Committee Presentations
GrowthFactor projections provide defensible, data-backed revenue estimates for real estate committee review. The methodology (analog-based, brand-calibrated) and the specific analog stores can be presented alongside the numbers.
Projection Accuracy
GrowthFactor projections are designed to be realistic, not optimistic. The methodology is validated against actual store openings.
What Accuracy Means
When we report that recommended sites hit or exceed targets 99.8% of the time:
"Target" refers to the projection range (between Lower and Upper bounds)
Sites performing within or above this range are counted as hitting target
The model is calibrated to produce achievable projections, not aspirational ones
Improving Accuracy Over Time
Projection accuracy improves as:
Your store portfolio grows, providing more analogs
Models are recalibrated with recent performance data
Your team provides feedback on projection vs. actual results
Work with your GrowthFactor team to periodically review model performance and adjust calibration as your brand evolves.
Best Practices
Check your filters.
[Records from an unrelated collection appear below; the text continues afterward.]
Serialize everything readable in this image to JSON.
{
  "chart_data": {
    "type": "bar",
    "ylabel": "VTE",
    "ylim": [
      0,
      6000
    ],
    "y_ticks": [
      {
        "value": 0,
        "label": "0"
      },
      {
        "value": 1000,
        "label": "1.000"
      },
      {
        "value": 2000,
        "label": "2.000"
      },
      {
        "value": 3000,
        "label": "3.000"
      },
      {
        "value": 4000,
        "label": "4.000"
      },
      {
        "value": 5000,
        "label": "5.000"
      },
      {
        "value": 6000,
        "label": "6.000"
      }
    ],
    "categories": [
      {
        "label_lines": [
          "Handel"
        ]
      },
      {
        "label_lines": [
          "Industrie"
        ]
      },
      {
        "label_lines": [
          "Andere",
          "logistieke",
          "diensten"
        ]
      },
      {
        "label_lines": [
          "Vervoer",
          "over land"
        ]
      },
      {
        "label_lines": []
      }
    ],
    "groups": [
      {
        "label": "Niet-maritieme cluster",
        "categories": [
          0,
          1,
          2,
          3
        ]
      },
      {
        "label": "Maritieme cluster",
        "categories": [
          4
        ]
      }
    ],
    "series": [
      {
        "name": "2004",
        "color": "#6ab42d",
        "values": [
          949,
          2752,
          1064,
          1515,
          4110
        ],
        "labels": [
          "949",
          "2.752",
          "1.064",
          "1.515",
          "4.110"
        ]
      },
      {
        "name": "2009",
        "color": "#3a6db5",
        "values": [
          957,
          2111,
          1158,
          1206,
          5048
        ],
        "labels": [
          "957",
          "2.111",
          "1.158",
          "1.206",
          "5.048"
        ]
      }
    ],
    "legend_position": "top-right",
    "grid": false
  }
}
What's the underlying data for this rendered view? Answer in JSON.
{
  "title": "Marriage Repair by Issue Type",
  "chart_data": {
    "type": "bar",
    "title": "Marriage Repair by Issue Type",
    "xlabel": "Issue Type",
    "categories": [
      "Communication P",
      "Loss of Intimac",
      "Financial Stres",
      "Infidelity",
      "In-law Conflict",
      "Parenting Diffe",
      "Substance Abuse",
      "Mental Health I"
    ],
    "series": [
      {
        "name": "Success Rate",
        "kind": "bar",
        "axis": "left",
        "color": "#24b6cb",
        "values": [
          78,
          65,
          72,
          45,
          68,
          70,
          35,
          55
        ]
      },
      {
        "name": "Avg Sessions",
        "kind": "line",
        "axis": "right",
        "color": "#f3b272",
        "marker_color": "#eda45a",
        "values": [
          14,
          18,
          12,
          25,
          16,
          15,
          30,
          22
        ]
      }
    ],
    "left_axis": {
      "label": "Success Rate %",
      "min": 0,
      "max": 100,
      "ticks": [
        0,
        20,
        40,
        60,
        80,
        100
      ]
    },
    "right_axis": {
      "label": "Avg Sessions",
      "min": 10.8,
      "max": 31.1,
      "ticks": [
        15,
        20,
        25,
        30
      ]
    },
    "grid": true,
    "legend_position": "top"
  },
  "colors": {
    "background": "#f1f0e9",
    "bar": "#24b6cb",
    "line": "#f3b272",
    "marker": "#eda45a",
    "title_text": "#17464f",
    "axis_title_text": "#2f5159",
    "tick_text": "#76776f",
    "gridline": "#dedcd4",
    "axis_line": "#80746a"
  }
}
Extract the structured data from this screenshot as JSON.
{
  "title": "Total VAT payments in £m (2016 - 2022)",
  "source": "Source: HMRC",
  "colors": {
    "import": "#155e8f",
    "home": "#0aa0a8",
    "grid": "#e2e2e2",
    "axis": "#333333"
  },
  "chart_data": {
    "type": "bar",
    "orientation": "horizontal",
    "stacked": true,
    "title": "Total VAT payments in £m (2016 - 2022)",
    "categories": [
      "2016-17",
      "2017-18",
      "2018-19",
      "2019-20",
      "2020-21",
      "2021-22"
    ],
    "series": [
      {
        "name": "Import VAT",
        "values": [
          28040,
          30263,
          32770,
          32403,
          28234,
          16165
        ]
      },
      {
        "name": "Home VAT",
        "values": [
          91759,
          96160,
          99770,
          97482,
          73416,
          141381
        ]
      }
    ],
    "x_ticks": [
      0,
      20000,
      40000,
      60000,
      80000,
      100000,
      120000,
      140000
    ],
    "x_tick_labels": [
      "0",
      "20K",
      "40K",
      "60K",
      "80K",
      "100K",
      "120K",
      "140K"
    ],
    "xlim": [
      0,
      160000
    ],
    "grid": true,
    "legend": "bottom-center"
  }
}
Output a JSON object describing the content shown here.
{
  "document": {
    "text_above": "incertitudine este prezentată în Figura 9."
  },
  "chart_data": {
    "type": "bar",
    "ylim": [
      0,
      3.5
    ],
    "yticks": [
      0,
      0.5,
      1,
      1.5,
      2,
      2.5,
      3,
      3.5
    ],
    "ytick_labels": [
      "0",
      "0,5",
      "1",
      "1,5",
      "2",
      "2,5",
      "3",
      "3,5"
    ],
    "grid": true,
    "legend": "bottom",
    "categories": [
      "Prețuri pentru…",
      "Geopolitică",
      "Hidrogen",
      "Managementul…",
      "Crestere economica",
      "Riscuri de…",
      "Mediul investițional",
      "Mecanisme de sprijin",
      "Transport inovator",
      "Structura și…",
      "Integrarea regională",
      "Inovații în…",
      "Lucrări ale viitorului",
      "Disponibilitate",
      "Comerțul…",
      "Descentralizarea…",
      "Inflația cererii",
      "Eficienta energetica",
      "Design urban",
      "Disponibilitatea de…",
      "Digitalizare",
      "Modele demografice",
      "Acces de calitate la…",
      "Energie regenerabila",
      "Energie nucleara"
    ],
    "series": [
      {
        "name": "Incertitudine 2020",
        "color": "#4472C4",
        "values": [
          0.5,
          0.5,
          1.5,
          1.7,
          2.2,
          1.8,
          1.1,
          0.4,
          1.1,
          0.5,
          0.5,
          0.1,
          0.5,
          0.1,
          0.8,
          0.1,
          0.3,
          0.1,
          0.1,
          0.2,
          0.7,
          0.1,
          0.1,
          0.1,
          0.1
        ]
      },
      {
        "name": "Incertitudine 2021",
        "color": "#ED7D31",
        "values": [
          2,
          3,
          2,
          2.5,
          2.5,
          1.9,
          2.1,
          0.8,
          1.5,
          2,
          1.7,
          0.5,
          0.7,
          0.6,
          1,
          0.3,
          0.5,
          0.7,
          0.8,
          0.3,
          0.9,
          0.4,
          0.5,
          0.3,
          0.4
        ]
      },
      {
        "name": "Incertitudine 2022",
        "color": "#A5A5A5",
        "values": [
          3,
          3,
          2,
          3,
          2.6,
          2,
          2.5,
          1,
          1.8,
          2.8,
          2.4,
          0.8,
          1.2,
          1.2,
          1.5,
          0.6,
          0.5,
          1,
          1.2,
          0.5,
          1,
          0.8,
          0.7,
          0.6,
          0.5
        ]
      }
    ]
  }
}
Ensure the analog set makes sense for the site you're evaluating. Comparing an urban site against suburban stores (or vice versa) can produce misleading projections.
Use projections as one input. Sales forecasts are powerful but don't capture every factor. Lease terms, build-out costs, strategic value, and qualitative observations from site visits all matter.
Track actuals against projections. After opening new locations, compare actual performance to the original projection. This feedback loop builds institutional knowledge about model reliability.